An Evolving Poly- Eco- Yoga Humanifesto, from Pegasus at the Balance
Twelfth Deep Breath
Yogis of the world unite and take your yoga off the mat and into the wider world!!
First, take that deep breath, and realize that we’ve been through this Humanifesto eleven times. So why not take 11 more? The inspiration for that theme of 20 deep breaths a day to change the world comes from one of many disgraced yoga masters, Swami Rama of the Himalayas. Since his name comes up first, I’d like to delay one more day a discussion of Geeta, Prashant (and Sunita) and do some reminiscing. Also, I’d like to report on a peak experience I had the other night.

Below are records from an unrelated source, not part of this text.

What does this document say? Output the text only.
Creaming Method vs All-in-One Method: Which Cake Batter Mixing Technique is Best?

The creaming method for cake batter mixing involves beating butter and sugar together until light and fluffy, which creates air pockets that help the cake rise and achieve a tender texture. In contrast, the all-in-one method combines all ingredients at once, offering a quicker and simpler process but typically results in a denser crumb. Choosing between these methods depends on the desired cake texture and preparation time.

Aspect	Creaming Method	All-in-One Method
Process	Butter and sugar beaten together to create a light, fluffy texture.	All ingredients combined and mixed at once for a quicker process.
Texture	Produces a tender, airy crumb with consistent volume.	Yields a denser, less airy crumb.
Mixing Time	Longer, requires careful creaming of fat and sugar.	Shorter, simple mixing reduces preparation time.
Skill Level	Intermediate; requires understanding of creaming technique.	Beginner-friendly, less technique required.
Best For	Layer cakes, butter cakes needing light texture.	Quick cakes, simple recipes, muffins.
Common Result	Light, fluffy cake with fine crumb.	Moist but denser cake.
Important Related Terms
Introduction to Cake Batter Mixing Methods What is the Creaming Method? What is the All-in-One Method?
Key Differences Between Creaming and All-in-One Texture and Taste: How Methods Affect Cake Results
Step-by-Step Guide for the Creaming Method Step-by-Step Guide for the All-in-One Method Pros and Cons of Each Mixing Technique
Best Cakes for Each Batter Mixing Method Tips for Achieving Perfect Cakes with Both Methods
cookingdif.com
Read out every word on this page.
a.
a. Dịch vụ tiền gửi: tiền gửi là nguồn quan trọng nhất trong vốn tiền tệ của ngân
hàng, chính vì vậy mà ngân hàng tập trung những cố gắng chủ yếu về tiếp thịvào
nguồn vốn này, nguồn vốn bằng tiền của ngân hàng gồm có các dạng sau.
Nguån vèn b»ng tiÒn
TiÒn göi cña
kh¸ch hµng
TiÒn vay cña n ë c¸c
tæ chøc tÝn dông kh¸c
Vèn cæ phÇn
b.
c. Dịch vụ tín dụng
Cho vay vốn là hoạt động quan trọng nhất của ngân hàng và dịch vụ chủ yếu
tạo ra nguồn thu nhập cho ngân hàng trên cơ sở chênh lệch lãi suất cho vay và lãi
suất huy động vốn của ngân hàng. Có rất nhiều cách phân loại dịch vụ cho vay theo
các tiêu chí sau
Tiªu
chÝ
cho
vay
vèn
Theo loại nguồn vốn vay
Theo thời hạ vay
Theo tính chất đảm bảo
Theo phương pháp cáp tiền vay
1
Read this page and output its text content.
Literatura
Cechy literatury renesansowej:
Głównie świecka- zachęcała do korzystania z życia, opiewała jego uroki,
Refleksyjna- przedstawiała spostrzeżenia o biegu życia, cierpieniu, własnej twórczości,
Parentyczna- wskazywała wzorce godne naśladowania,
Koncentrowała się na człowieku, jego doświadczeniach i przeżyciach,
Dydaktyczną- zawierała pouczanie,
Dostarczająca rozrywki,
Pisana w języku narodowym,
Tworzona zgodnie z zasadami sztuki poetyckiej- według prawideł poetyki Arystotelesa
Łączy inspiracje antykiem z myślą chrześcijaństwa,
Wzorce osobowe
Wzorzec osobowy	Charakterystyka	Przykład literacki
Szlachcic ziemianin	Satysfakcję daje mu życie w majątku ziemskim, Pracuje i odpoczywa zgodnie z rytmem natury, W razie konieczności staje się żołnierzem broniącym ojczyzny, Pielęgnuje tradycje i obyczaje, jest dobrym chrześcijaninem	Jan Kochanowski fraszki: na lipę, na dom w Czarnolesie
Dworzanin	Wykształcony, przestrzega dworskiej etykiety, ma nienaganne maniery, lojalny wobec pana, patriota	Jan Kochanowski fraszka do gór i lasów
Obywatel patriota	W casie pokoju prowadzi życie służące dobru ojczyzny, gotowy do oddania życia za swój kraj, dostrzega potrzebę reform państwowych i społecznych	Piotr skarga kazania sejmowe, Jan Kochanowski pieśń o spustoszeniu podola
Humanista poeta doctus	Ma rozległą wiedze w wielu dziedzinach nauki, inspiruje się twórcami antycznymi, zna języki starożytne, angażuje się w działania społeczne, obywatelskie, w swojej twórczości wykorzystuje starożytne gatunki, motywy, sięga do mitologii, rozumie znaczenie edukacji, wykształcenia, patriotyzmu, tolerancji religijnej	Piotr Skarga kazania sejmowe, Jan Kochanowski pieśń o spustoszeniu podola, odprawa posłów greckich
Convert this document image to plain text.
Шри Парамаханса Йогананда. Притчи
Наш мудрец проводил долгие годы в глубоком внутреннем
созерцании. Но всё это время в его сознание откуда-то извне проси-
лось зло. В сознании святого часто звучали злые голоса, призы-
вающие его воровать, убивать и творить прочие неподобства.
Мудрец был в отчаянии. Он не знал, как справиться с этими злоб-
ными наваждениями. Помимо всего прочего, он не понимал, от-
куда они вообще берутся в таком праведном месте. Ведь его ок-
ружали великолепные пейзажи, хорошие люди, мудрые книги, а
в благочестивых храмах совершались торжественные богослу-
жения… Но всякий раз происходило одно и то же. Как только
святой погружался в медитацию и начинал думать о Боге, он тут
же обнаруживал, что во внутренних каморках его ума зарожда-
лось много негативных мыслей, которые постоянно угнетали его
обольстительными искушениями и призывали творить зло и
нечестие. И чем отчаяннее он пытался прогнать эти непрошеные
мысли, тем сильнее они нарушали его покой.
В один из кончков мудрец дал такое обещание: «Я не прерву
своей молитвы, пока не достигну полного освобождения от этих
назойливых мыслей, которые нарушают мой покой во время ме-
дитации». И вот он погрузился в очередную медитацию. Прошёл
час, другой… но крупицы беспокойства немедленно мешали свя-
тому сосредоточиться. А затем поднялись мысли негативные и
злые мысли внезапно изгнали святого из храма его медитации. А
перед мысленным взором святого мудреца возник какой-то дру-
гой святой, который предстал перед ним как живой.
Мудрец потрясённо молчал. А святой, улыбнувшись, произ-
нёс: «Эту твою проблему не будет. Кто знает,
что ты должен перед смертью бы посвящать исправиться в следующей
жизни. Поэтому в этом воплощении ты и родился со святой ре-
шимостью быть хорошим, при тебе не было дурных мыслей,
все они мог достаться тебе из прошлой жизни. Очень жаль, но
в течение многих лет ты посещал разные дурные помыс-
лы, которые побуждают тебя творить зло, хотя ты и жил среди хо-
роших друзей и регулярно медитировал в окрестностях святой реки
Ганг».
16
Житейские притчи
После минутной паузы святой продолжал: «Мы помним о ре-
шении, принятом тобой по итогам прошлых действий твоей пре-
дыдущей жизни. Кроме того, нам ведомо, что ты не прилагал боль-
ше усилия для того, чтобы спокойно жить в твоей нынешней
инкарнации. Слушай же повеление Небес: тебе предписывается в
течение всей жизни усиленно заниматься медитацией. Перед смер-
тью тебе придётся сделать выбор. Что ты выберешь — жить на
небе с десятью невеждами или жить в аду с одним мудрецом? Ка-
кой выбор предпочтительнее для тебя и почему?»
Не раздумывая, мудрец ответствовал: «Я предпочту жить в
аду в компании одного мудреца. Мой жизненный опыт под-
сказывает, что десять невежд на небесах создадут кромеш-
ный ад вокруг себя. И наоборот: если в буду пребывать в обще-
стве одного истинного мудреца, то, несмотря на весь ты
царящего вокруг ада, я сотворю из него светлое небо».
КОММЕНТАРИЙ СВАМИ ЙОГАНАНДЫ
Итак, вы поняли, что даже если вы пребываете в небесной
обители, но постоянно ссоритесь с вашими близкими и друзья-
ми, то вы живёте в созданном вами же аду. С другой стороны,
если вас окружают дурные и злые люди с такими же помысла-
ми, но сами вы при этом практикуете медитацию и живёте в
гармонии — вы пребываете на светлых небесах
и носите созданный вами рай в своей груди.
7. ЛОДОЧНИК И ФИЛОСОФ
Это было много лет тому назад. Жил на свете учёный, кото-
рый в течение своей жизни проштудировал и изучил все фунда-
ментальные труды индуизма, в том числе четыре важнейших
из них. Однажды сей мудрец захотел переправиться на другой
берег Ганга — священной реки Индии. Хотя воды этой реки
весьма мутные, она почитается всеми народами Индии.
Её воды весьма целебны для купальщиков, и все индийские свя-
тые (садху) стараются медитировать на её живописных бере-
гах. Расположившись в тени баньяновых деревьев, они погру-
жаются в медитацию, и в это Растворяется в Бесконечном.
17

I was at home unpacking from the San Diego convention when I noticed that the San Francisco Symphony was about to play Beethoven’s Ninth Symphony. Yes, the one that contains the chorus singing “Ode to Joy.” Here are the first words to the chorus in the fourth movement:
O friends, not these tones!
But let’s strike up more agreeable ones,
And more joyful.
Joy, beautiful spark of Divinity,
Daughter of Elysium,
We enter, drunk with fire,
Heavenly one, thy sanctuary!
Thy magic binds again
What custom strictly divided;
All people become brothers,
Where thy gentle wing abides.
The anthem has become the anthem of the European Union. Leonard Bernstein conducted the NY philharmonic playing this 9th symphony when the Berlin wall fell and replaced the word “freude/joy” with “freiheit/freedom”.
The joy of the convention was still with me, body, mind and soul, so I could not help moving to the music of each movement. It occurred to me that two senior teachers had made harmonizing recommendations: One, that ecstasy has always been a path to the divine (as well as discipline), and two, that dance and movement once a week is a fine way to practice yoga as an alternative to “conducted/scripted” practice.
As I danced to that sublime music, (the kettledrums and woodwinds as well as the chorus were particularly inspiring), I remembered what had taken me on this long journey through yoga—finding “Light on Yoga” in l968, finding the Carruthers in Vancouver in the 70’s, meeting George Purvis in Dallas in the 80’s, attending the first International Convention in San Francisco (spearheaded by Manouso Manos) in. 1984, and every convention since (as well as some in Mexico). The l984 convention concluded with a stellar yoga demonstration by B.K..S. Iyengar in Davies Symphony hall—the very hall where the San Francisco Symphony was now playing the Beethoven I was listening to! Another full circle was clear as I realized that it was in San Diego that Ramanand Patel had had the quickness to find a hat and pass it around the audience as the proposal to form a national Iyengar association was enthusiastically approved and funded. Patricia Walden called my name to help the initial board with its first governing documents. I danced that long, varied journey that luckily included visits to the Iyengar Institute in Pune, starting Austin Iyengar Yoga in Texas, and teaching in many places beyond Texas. Ecstasy is actually a mild word for what I was feeling after gathering for the first time in four years with the Iyengar Yoga tribe.
Yes, we have had our rough patches, yes, we will still have rough patches, and yes, we can improve. Yet we have this priceless gift and tool in yoga that will reliably take us forward. I am grateful.